As oil prices continue to plunge, capital investment budgets in the oil and gas industry in sub-Saharan Africa for the next five years have also been cut by $100-billion, Wood Mackenzie’s latest report on upstream activity in the region reveals.

Deepwater suffered the biggest capital expenditure cuts owing to its high breakeven price relative to other sectors, with Nigeria and Angola having endured the worst of these cuts.

As a result, sub-Saharan African liquids production will decline to 2.6-million barrels a day by 2030, from the current 4.8-million barrels a day.

Further, the slump has also resulted in the mergers and acquisitions (M&A) market slowing down, with buyers and sellers unable to align on asset values owing to oil price volatility; however, Mozambique, Angola and Nigeria lead in upstream M&A opportunities for players with deep pockets.

Meanwhile, the report stated that deal activity could experience an uptick if prices remain low for longer, as companies opt to divest noncore assets.

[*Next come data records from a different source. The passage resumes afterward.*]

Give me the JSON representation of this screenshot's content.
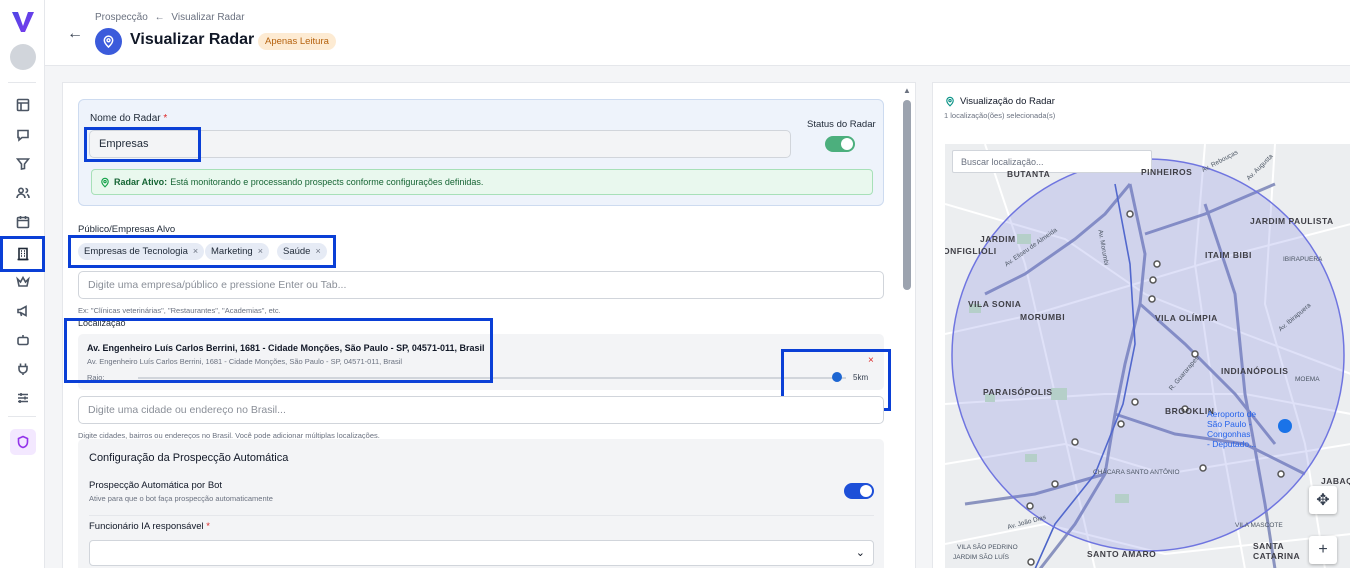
{
  "app": {
    "logo_letter": "V"
  },
  "sidebar": {
    "icons": [
      "layout-icon",
      "chat-icon",
      "filter-icon",
      "users-icon",
      "calendar-icon",
      "building-icon",
      "crown-icon",
      "megaphone-icon",
      "bot-icon",
      "plug-icon",
      "sliders-icon",
      "shield-icon"
    ],
    "active": "building-icon"
  },
  "header": {
    "breadcrumb_parent": "Prospecção",
    "breadcrumb_arrow": "←",
    "breadcrumb_current": "Visualizar Radar",
    "title": "Visualizar Radar",
    "badge": "Apenas Leitura"
  },
  "form": {
    "name_label": "Nome do Radar",
    "required_mark": "*",
    "name_value": "Empresas",
    "status_label": "Status do Radar",
    "status_on": true,
    "alert_bold": "Radar Ativo:",
    "alert_text": "Está monitorando e processando prospects conforme configurações definidas.",
    "audience_label": "Público/Empresas Alvo",
    "chips": [
      "Empresas de Tecnologia",
      "Marketing",
      "Saúde"
    ],
    "chip_remove": "×",
    "audience_placeholder": "Digite uma empresa/público e pressione Enter ou Tab...",
    "audience_hint": "Ex: \"Clínicas veterinárias\", \"Restaurantes\", \"Academias\", etc.",
    "location_label": "Localização",
    "location_main": "Av. Engenheiro Luís Carlos Berrini, 1681 - Cidade Monções, São Paulo - SP, 04571-011, Brasil",
    "location_sub": "Av. Engenheiro Luís Carlos Berrini, 1681 - Cidade Monções, São Paulo - SP, 04571-011, Brasil",
    "radius_label": "Raio:",
    "radius_value": "5km",
    "radius_fraction": 0.98,
    "remove_location": "×",
    "address_placeholder": "Digite uma cidade ou endereço no Brasil...",
    "address_hint": "Digite cidades, bairros ou endereços no Brasil. Você pode adicionar múltiplas localizações."
  },
  "automation": {
    "title": "Configuração da Prospecção Automática",
    "bot_label": "Prospecção Automática por Bot",
    "bot_sub": "Ative para que o bot faça prospecção automaticamente",
    "bot_on": true,
    "employee_label": "Funcionário IA responsável",
    "employee_value": ""
  },
  "map": {
    "title": "Visualização do Radar",
    "subtitle": "1 localização(ões) selecionada(s)",
    "search_placeholder": "Buscar localização...",
    "zoom_in": "+",
    "places": [
      "PINHEIROS",
      "JARDIM PAULISTA",
      "ITAIM BIBI",
      "VILA SONIA",
      "MORUMBI",
      "VILA OLÍMPIA",
      "INDIANÓPOLIS",
      "PARAISÓPOLIS",
      "BROOKLIN",
      "SANTO AMARO",
      "JARDIM",
      "ONFIGLIOLI",
      "JABAQ",
      "SANTA",
      "CATARINA",
      "BUTANTA"
    ],
    "streets": [
      "Av. Rebouças",
      "Av. Augusta",
      "Av. Eliseu de Almeida",
      "R. Guararapes",
      "Av. Ibirapuera",
      "Av. João Dias",
      "CHÁCARA SANTO ANTÔNIO",
      "VILA SÃO PEDRINO",
      "JARDIM SÃO LUÍS",
      "Av. Morumbi",
      "IBIRAPUERA",
      "MOEMA",
      "VILA MASCOTE"
    ],
    "airport": [
      "Aeroporto de",
      "São Paulo -",
      "Congonhas",
      "- Deputado..."
    ],
    "accent": "#6f75e0"
  },
  "colors": {
    "primary": "#3b5bdb",
    "highlight": "#0a3fd6",
    "toggle": "#1d4fd8",
    "toggle_success": "#4caf7d"
  }
}
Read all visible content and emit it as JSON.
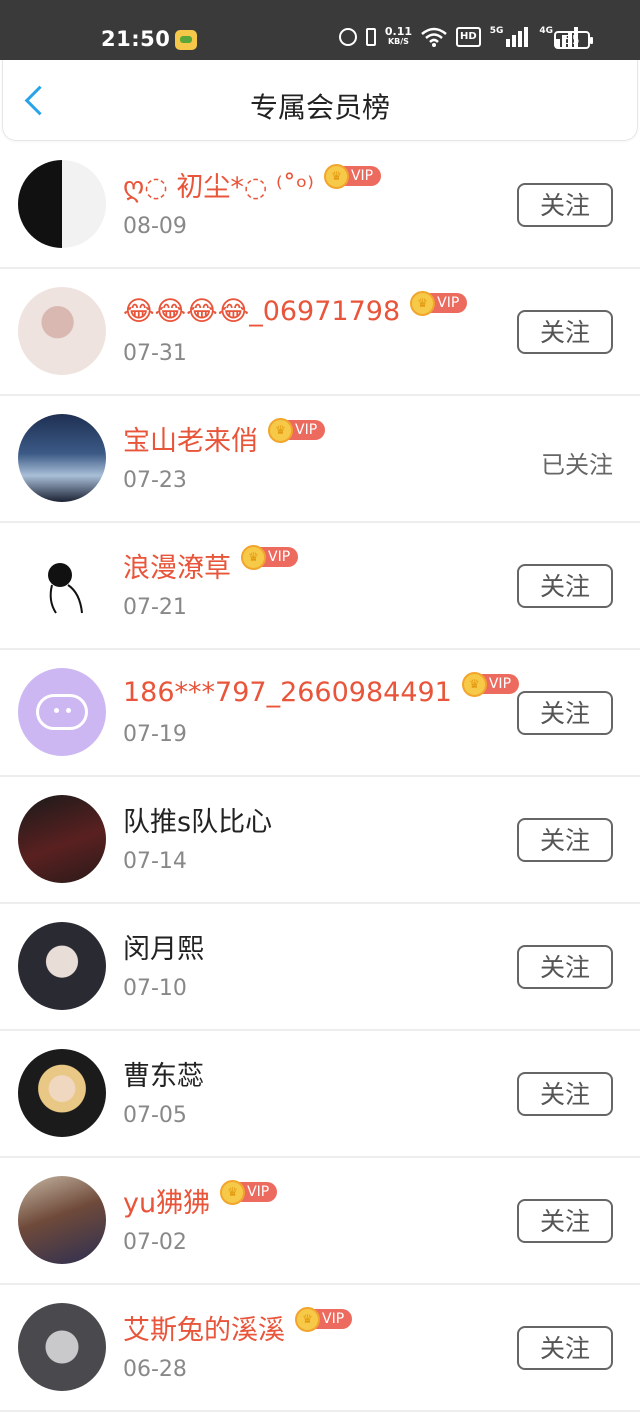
{
  "status_bar": {
    "time": "21:50",
    "speed_value": "0.11",
    "speed_unit": "KB/S",
    "hd": "HD",
    "net1": "5G",
    "net2": "4G",
    "battery": "55"
  },
  "header": {
    "title": "专属会员榜"
  },
  "vip_tag": "VIP",
  "follow_label": "关注",
  "followed_label": "已关注",
  "members": [
    {
      "name": "ღ◌ 初尘*◌ ⁽˚ᵒ⁾",
      "date": "08-09",
      "vip": true,
      "followed": false,
      "avatar": "ink-text"
    },
    {
      "name": "😂😂😂😂_06971798",
      "date": "07-31",
      "vip": true,
      "followed": false,
      "avatar": "girl-pink"
    },
    {
      "name": "宝山老来俏",
      "date": "07-23",
      "vip": true,
      "followed": true,
      "avatar": "sea-girl"
    },
    {
      "name": "浪漫潦草",
      "date": "07-21",
      "vip": true,
      "followed": false,
      "avatar": "sketch"
    },
    {
      "name": "186***797_2660984491",
      "date": "07-19",
      "vip": true,
      "followed": false,
      "avatar": "chat-bubble"
    },
    {
      "name": "队推s队比心",
      "date": "07-14",
      "vip": false,
      "followed": false,
      "avatar": "dark-couch"
    },
    {
      "name": "闵月熙",
      "date": "07-10",
      "vip": false,
      "followed": false,
      "avatar": "boy-dark"
    },
    {
      "name": "曹东蕊",
      "date": "07-05",
      "vip": false,
      "followed": false,
      "avatar": "girl-blonde"
    },
    {
      "name": "yu狒狒",
      "date": "07-02",
      "vip": true,
      "followed": false,
      "avatar": "mom-child"
    },
    {
      "name": "艾斯兔的溪溪",
      "date": "06-28",
      "vip": true,
      "followed": false,
      "avatar": "pale-face"
    }
  ]
}
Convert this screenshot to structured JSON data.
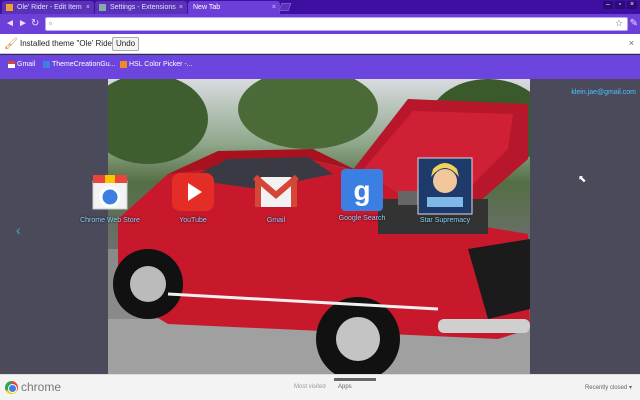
{
  "tabs": [
    {
      "label": "Ole' Rider - Edit Item",
      "close": "×",
      "state": "inactive"
    },
    {
      "label": "Settings - Extensions",
      "close": "×",
      "state": "inactive"
    },
    {
      "label": "New Tab",
      "close": "×",
      "state": "active"
    }
  ],
  "window_controls": {
    "minimize": "–",
    "maximize": "▫",
    "close": "×"
  },
  "toolbar": {
    "back": "◄",
    "forward": "►",
    "reload": "↻",
    "omnibox_value": "",
    "omnibox_placeholder": "",
    "star": "☆",
    "wrench": "✎"
  },
  "infobar": {
    "message": "Installed theme \"Ole' Rider\".",
    "undo_label": "Undo",
    "close": "×"
  },
  "bookmarks": [
    {
      "label": "Gmail",
      "icon": "gmail-icon",
      "color": "#d44638"
    },
    {
      "label": "ThemeCreationGu...",
      "icon": "docs-icon",
      "color": "#3b7fe2"
    },
    {
      "label": "HSL Color Picker -...",
      "icon": "color-icon",
      "color": "#f08a24"
    }
  ],
  "user": {
    "email": "klein.jae@gmail.com"
  },
  "apps": [
    {
      "label": "Chrome Web Store",
      "icon": "web-store-icon"
    },
    {
      "label": "YouTube",
      "icon": "youtube-icon"
    },
    {
      "label": "Gmail",
      "icon": "gmail-icon"
    },
    {
      "label": "Google Search",
      "icon": "google-search-icon"
    },
    {
      "label": "Star Supremacy",
      "icon": "star-supremacy-icon"
    }
  ],
  "footer": {
    "brand": "chrome",
    "tab_most_visited": "Most visited",
    "tab_apps": "Apps",
    "recently_closed": "Recently closed ▾"
  },
  "colors": {
    "accent": "#6d3fd9",
    "tab_strip": "#3f0fa2",
    "label": "#8cd4ff"
  }
}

“Although exploration is down, it’s not out, as better-financed explorers take calculated risks,” it stated.
Wood Mackenzie sub-Saharan Africa senior research manager Femi Oso said exploration cuts in the region would also contribute to a longer-term production slump as explorers have shied away from greenfield prospects, in favour of appraising known discoveries.
“However, the confirmation of the giant Owowo discovery in deepwater Nigeria shows the quality of resources sub-Saharan Africa still has to offer.”

Wood Mackenzie also expects a slow recovery for exploration. Operators will benefit from cost deflation and will improve efficiency through streamlining project design.

“Governments in sub-Saharan Africa need to revive the upstream oil and gas industry by offering attractive fiscal terms rather than look to increase State revenues in the current climate,” said Oso.


The biggest upstream success story in sub-Saharan Africa is East Africa’s emergence as a gas region of global importance. With over 168-trillion cubic feet of gas found and limited regional demand, East Africa is on track to become a major global liquefied natural gas (LNG) supplier and various export projects are awaiting final investment decisions.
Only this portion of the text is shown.